What value is there in "horse.horse" being something you can resolve with DNS? What value does <something>.self give me, as a reader, that <something>.name or <something>.me or any of the other zillion variations on the same idea doesn't?
If anything, it creates confusion! "Oh, I met Bob McBobFace. Is he mcbobface.me? mcbobface.name? mcbobface.local?".
I have no objection to providing people with free subdomains under whatever assignment scheme you guys are using, but wouldn't <something>.net have worked too, and been a lot cheaper?
I guess I just don't get the value to the public of increasing the set of dotted word suffixes that indicate that a word is a a cognizable DNS object.
> It's a commons-pollution problem. Are we going to have to start thinking of every word with a dot in the middle as a potential name? IMHO, a new gTLD is justifiable only when there's some concrete differentiator attached to it, e.g. .local indicating mDNS, or .it indicating "Italy"
So the new gTLD round is open right now, we're getting more TLDs whether we like it or not. Our goal is to make one that has features built-in which cater to the self-hosting use case. So that is our key differentiator, that every endpoint leveraging our TLD should be someone's small-scale homelab setup.

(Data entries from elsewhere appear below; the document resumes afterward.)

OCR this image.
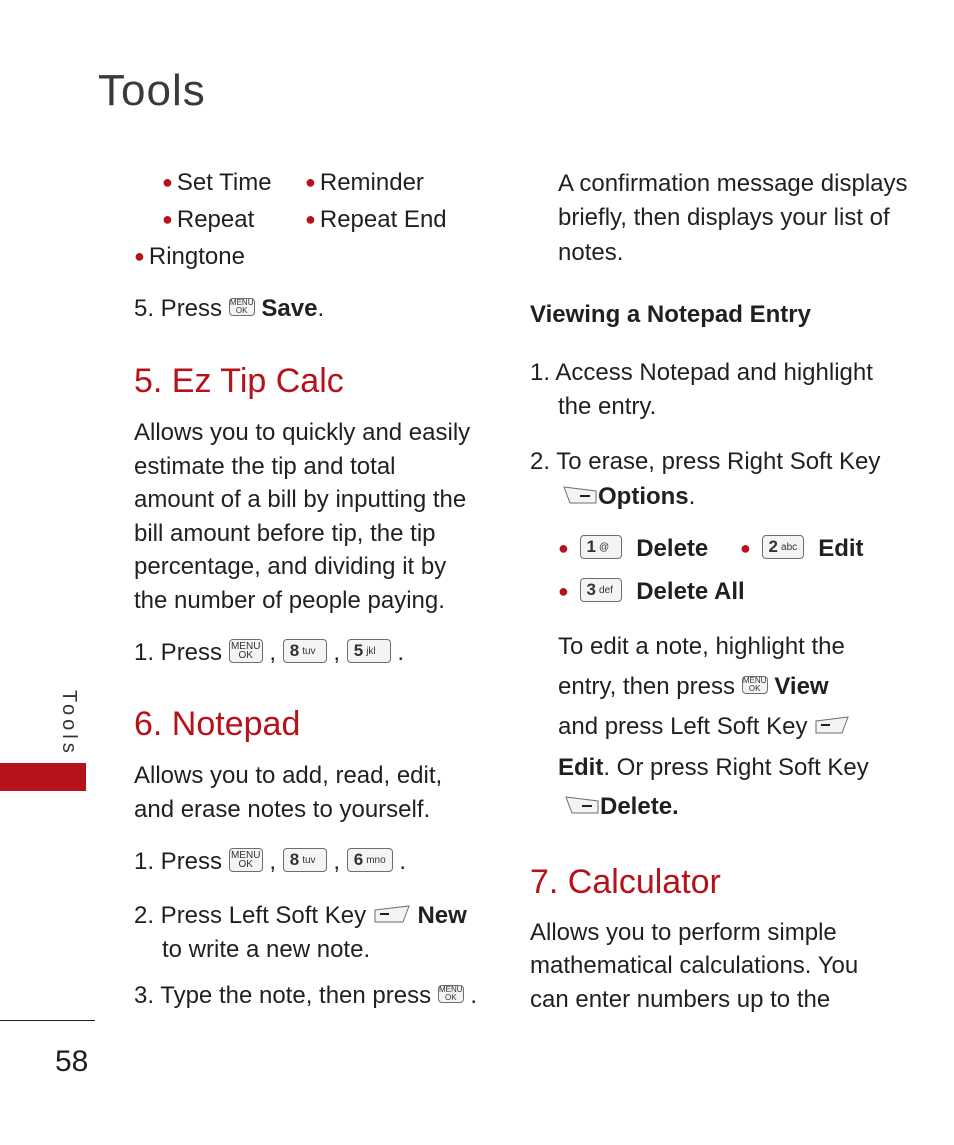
Tools
Tools
58
● Set Time ● Reminder
● Repeat	● Repeat End
● Ringtone
5. Press MENU
OK Save.
5. Ez Tip Calc
Allows you to quickly and easily
estimate the tip and total
amount of a bill by inputting the
bill amount before tip, the tip
percentage, and dividing it by
the number of people paying.
1. Press MENU
OK , 8 tuv , 5 jkl .
6. Notepad
Allows you to add, read, edit,
and erase notes to yourself.
1. Press MENU
OK , 8 tuv , 6 mno .
2. Press Left Soft Key New
to write a new note.
3. Type the note, then press MENU
OK .
A confirmation message displays
briefly, then displays your list of
notes.
Viewing a Notepad Entry
1. Access Notepad and highlight
the entry.
2. To erase, press Right Soft Key
Options.
● 1 @ Delete ● 2 abc Edit
● 3 def Delete All
To edit a note, highlight the
entry, then press MENU
OK View
and press Left Soft Key
Edit. Or press Right Soft Key
Delete.
7. Calculator
Allows you to perform simple
mathematical calculations. You
can enter numbers up to the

> I have no objection to providing people with free subdomains under whatever assignment scheme you guys are using, but wouldn't <something>.net have worked too, and been a lot cheaper?
Technically yes it could work, but given the suite of features we'd like to build into our TLD, it would make things more difficult if we didn't own it. We would be dependent on external parties for our root domain, the root of trust for TLS certificates, all users' subdomains would have an extra dot etc.